Fixed in 39599c4. The route now accepts either parsed object bodies or raw string bodies, and malformed JSON returns a 400 instead of falling through to a server error. I re-ran npm test, npm run check, and a local invalid-JSON POST against the built app.

[gemini-code-assist]

Using scanConsistency: 'request_plus' unconditionally in production can cause significant performance bottlenecks because Couchbase must wait for the indexer to catch up with all recent mutations before executing the query.

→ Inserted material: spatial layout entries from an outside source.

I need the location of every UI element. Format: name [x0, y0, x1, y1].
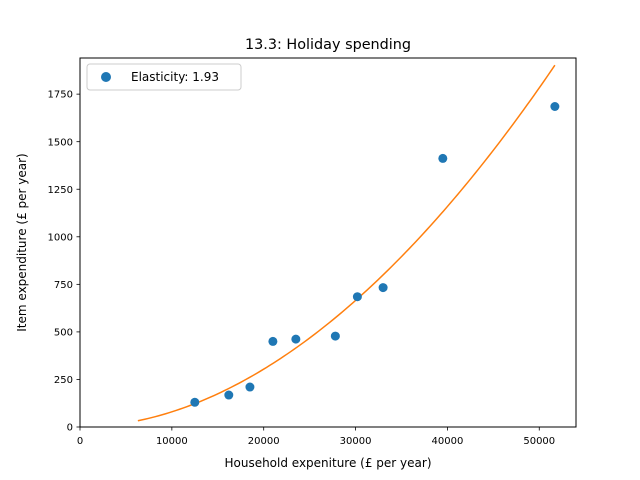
- legend-label: Elasticity: 1.93: [131, 70, 219, 84]
- plot-frame: [79, 57, 577, 428]
- data-point: [268, 336, 278, 346]
- fit-line: [137, 64, 556, 422]
- data-point: [291, 334, 301, 344]
- x-tick-label: 20000: [248, 436, 280, 447]
- y-tick-label: 500: [54, 327, 73, 338]
- data-point: [330, 331, 340, 341]
- data-point: [550, 102, 560, 111]
- y-tick-label: 1250: [48, 185, 73, 196]
- legend-marker: [101, 72, 111, 82]
- x-axis-label: Household expeniture (£ per year): [224, 456, 431, 470]
- x-tick-label: 10000: [156, 436, 188, 447]
- data-point: [438, 153, 448, 163]
- y-tick-label: 1000: [48, 232, 73, 243]
- x-tick-label: 40000: [432, 436, 464, 447]
- y-tick-label: 1500: [48, 137, 73, 148]
- x-axis: 0 10000 20000 30000 40000 50000: [77, 427, 555, 447]
- legend-box: [86, 63, 242, 91]
- y-axis: 0 250 500 750 1000 1250 1500 1750: [48, 90, 80, 434]
- y-tick-label: 250: [54, 375, 73, 386]
- data-point: [378, 283, 388, 293]
- x-tick-label: 0: [77, 436, 83, 447]
- chart-title: 13.3: Holiday spending: [245, 37, 411, 53]
- y-tick-label: 750: [54, 280, 73, 291]
- x-tick-label: 30000: [340, 436, 372, 447]
- plot-marks: [137, 64, 560, 422]
- y-tick-label: 0: [67, 423, 73, 434]
- y-axis-label: Item expenditure (£ per year): [15, 153, 29, 331]
- y-tick-label: 1750: [48, 90, 73, 101]
- data-point: [190, 397, 200, 407]
- data-point: [245, 382, 255, 392]
- x-tick-label: 50000: [523, 436, 555, 447]
- data-point: [224, 390, 234, 400]
- data-point: [352, 292, 362, 302]
- legend: Elasticity: 1.93: [86, 63, 242, 91]
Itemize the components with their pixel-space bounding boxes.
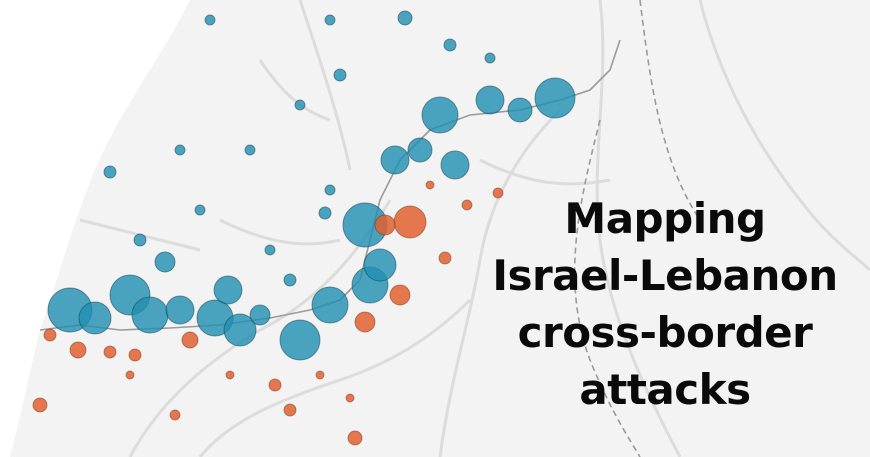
attack-marker <box>125 370 135 380</box>
attack-marker <box>438 251 452 265</box>
headline: Mapping Israel-Lebanon cross-border atta… <box>470 190 860 418</box>
attack-marker <box>354 311 376 333</box>
attack-marker <box>78 301 112 335</box>
attack-marker <box>223 313 257 347</box>
mediterranean-sea <box>0 0 190 457</box>
attack-marker <box>169 409 181 421</box>
attack-marker <box>484 52 496 64</box>
attack-marker <box>128 348 142 362</box>
attack-marker <box>440 150 470 180</box>
attack-marker <box>318 206 332 220</box>
attack-marker <box>294 99 306 111</box>
attack-marker <box>363 248 397 282</box>
attack-marker <box>103 165 117 179</box>
attack-marker <box>244 144 256 156</box>
attack-marker <box>389 284 411 306</box>
attack-marker <box>492 187 504 199</box>
attack-marker <box>534 77 576 119</box>
attack-marker <box>32 397 48 413</box>
attack-marker <box>181 331 199 349</box>
attack-marker <box>311 286 349 324</box>
attack-marker <box>133 233 147 247</box>
attack-marker <box>131 296 169 334</box>
headline-line-3: cross-border <box>517 308 813 357</box>
attack-marker <box>103 345 117 359</box>
attack-marker <box>393 205 427 239</box>
attack-marker <box>283 273 297 287</box>
attack-marker <box>333 68 347 82</box>
lebanon-attack-markers <box>47 10 576 361</box>
attack-marker <box>264 244 276 256</box>
headline-line-2: Israel-Lebanon <box>492 251 838 300</box>
attack-marker <box>324 184 336 196</box>
attack-marker <box>461 199 473 211</box>
attack-marker <box>194 204 206 216</box>
attack-marker <box>407 137 433 163</box>
attack-marker <box>374 214 396 236</box>
attack-marker <box>507 97 533 123</box>
attack-marker <box>421 96 459 134</box>
attack-marker <box>443 38 457 52</box>
attack-marker <box>397 10 413 26</box>
attack-marker <box>249 304 271 326</box>
attack-marker <box>347 430 363 446</box>
headline-line-4: attacks <box>579 365 751 414</box>
attack-marker <box>324 14 336 26</box>
attack-marker <box>315 370 325 380</box>
headline-line-1: Mapping <box>564 194 766 243</box>
attack-marker <box>174 144 186 156</box>
attack-marker <box>225 370 235 380</box>
attack-marker <box>279 319 321 361</box>
attack-marker <box>165 295 195 325</box>
attack-marker <box>213 275 243 305</box>
attack-marker <box>154 251 176 273</box>
attack-marker <box>69 341 87 359</box>
attack-marker <box>204 14 216 26</box>
attack-marker <box>345 393 355 403</box>
attack-marker <box>380 145 410 175</box>
israel-attack-markers <box>32 180 504 446</box>
attack-marker <box>475 85 505 115</box>
attack-marker <box>43 328 57 342</box>
attack-marker <box>425 180 435 190</box>
attack-marker <box>283 403 297 417</box>
attack-marker <box>268 378 282 392</box>
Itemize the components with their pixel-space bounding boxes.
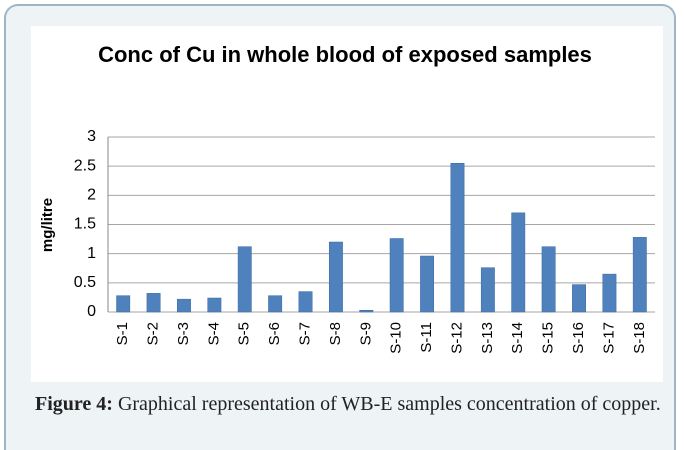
x-tick-label: S-10	[388, 322, 405, 354]
bar	[450, 163, 465, 313]
y-tick-label: 3	[87, 128, 96, 145]
x-tick-label: S-9	[357, 322, 374, 345]
bar	[237, 246, 252, 313]
x-tick-label: S-18	[631, 322, 648, 354]
x-tick-label: S-4	[205, 322, 222, 345]
chart-title: Conc of Cu in whole blood of exposed sam…	[98, 42, 592, 67]
bar	[572, 284, 586, 313]
x-tick-label: S-14	[509, 322, 526, 354]
caption-label: Figure 4:	[35, 393, 113, 415]
bar	[511, 212, 526, 313]
y-tick-label: 0.5	[74, 274, 96, 291]
bar	[541, 246, 556, 313]
x-tick-label: S-12	[448, 322, 465, 354]
x-tick-label: S-3	[175, 322, 192, 345]
x-tick-label: S-17	[600, 322, 617, 354]
x-tick-label: S-5	[236, 322, 253, 345]
bar	[480, 267, 495, 313]
bar	[420, 255, 435, 313]
bar	[177, 298, 191, 313]
chart: Conc of Cu in whole blood of exposed sam…	[31, 26, 663, 382]
caption-text: Graphical representation of WB-E samples…	[117, 393, 661, 415]
bar	[116, 295, 131, 313]
bar	[268, 295, 283, 313]
x-tick-label: S-13	[479, 322, 496, 354]
caption: Figure 4: Graphical representation of WB…	[35, 390, 667, 418]
x-tick-label: S-15	[540, 322, 557, 354]
x-tick-label: S-1	[114, 322, 131, 345]
bar	[298, 291, 313, 313]
bar	[207, 297, 222, 313]
y-tick-label: 2	[87, 187, 96, 204]
bar	[632, 237, 647, 313]
y-tick-label: 1	[87, 245, 96, 262]
x-tick-label: S-2	[145, 322, 162, 345]
y-tick-label: 1.5	[74, 216, 96, 233]
bar	[359, 310, 374, 313]
x-tick-label: S-7	[296, 322, 313, 345]
x-tick-label: S-8	[327, 322, 344, 345]
y-axis-label: mg/litre	[39, 198, 56, 252]
bar	[146, 293, 161, 313]
x-tick-label: S-11	[418, 322, 435, 353]
bar	[328, 241, 343, 313]
y-tick-label: 2.5	[74, 157, 96, 174]
x-tick-label: S-16	[570, 322, 587, 354]
bar	[602, 273, 617, 313]
x-tick-label: S-6	[266, 322, 283, 345]
bar	[389, 238, 404, 313]
y-tick-label: 0	[87, 303, 96, 320]
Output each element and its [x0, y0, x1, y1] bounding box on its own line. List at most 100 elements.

It is recommended to make this configurable (e.g., via an environment variable) so that it is only enabled during tests or when strictly necessary, defaulting to undefined (which uses the default not_bounded consistency) in production.

Suggested change

	const options = {
	scanConsistency: 'request_plus',
	const options = {
	scanConsistency: process.env.COUCHBASE_SCAN_CONSISTENCY || undefined,

[dex-the-ai]

Fixed in 39599c4. I kept request_plus for the Jest path and made production use opt-in consistency via COUCHBASE_SCAN_CONSISTENCY, so we are not forcing stronger query consistency on every runtime request. I also re-ran the local create/search/delete walkthrough with the env override to confirm the intended test-style flow still works.

[dex-the-ai]

Pushed one more follow-up commit (c6432b0) after GitHub Advanced Security flagged the POST response path. The API route now uses explicit JSON responses throughout, which should address the reflected-XSS CodeQL alert without changing the route contract. I re-ran npm test, npm run check, and the local build/start + create/search/delete/invalid-JSON walkthrough after that change.